Some universities across the world offer a Peace Studies major; a degree that sounds nice but inevitably brings up this question:
What the heck are you going to do with that?
According to the Princeton Review, “Peace Studies includes the analysis of peace movements, arms control and nuclear disarmament, peace activism, and conflict resolution.”
Peace Studies, in short, is a major designed to study methods to create a more peaceful and just society. Intrigued? Read on.
Those studying Peace Studies will come across the popular idiom “nonviolent conflict resolutions,” a practice of applying principles of civil disobedience, international development, foreign policy, the history of armed conflict, economic theories and practical applications to the real world.
In a world full of violence, it seems appropriate for institutions of higher education to offer courses teaching ways to make our world more peaceful. Is there no better way to make a positive global impact than to spread the peace?
Students studying peace and nonviolence will find themselves in an interdisciplinary major, meaning they will take courses from a variety of departments ranging from history, international relations, political science, philosophy, sociology, psychology, economics and communications. Some universities may offer a Peace Studies minor that works within a larger department.
But that pesky question always comes up. What the heck can you do with a degree in Peace Studies? Are there any jobs out there searching for graduates of that specific major?
Whitworth University, a private Presbyterian college located in Spokane, WA, offers a B.A. in Peace Studies within the Political Science department. The department’s goal is to “prepare students for careers in government and politics, law, humanitarian work, teaching, research and peacemaking, and for work in related fields such as business or missions.”
Similar to students studying political science, a Peace Studies degree can lead to careers in the private, public or international sectors.
“Career” aside, the ultimate purpose of studying peace and nonviolent conflict resolutions is to do just that: Create peace and resolve conflicts. This is a hands-on discipline where theories are put into practice, according to College Board, an educational assistance association.
For example, how can the teachings of Mahatma Gandhi and Martin Luther King Jr. apply today in nations like Libya, Egypt or Bahrain? How about here in the United States? How can certain economic and development policies empower people in the developing world to create a better future?
If these questions sound familiar, they should.
Essentially, any student going through Global Visionaries’ Leadership Program or Global Leadership Class is learning this stuff already!
But you can only learn so much in one or two years. In today’s world, a student passionate for being a change-maker needs something else in addition to a fiery heart: A four-year degree from an accredited university.

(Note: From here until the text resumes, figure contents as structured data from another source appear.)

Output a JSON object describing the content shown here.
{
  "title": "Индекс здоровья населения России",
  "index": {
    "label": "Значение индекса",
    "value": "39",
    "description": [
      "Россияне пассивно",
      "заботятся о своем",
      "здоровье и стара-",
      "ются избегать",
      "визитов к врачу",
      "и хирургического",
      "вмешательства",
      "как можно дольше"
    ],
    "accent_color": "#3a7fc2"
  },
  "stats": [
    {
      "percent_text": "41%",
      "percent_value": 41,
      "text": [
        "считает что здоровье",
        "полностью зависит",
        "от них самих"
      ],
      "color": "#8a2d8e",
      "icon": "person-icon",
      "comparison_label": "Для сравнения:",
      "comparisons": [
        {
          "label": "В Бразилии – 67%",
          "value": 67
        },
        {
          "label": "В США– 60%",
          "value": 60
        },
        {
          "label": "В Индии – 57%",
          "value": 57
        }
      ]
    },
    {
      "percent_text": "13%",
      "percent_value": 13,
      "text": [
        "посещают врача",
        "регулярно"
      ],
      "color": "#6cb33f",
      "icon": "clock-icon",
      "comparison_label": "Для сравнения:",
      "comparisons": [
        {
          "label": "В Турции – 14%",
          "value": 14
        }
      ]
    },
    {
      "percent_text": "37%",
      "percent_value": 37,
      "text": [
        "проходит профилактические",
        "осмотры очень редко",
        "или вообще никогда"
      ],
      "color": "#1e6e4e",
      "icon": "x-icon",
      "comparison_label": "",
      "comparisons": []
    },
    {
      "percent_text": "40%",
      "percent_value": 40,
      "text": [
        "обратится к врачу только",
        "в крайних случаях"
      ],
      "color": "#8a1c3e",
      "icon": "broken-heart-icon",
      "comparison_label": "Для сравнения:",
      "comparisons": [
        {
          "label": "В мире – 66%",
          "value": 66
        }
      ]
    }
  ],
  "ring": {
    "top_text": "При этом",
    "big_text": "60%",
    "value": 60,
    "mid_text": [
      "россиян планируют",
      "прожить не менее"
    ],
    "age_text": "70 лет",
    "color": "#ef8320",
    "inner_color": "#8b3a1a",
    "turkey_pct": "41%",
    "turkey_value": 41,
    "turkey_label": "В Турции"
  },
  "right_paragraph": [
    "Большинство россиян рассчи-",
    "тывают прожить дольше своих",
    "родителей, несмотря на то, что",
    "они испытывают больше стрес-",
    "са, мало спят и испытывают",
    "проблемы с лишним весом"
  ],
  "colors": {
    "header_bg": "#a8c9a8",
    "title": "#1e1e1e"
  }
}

This is where being a Peace Studies major comes in handy. There is no guarantee that you will get your dream job, but a degree helps. Popular majors like Pre-Law, Public Policy, Business and Management may give you more practical experience in the day-to-day operations of your field, but an interdisciplinary degree offers many benefits:
You receive a broader perspective of your world, field and vocation.
You won’t feel constricted academically by being limited to one department.
You feel the pride of belonging to a hippy dippy major!
You can network with other people, professionals and experts with similar passions to you.
This is not an endorsement that all youth leaders should search for colleges offering a Peace Studies degree. This article is just to inform you that this option exists. If you want to change the world but would like to study something else, go for it.
But this is an opportunity that is always available.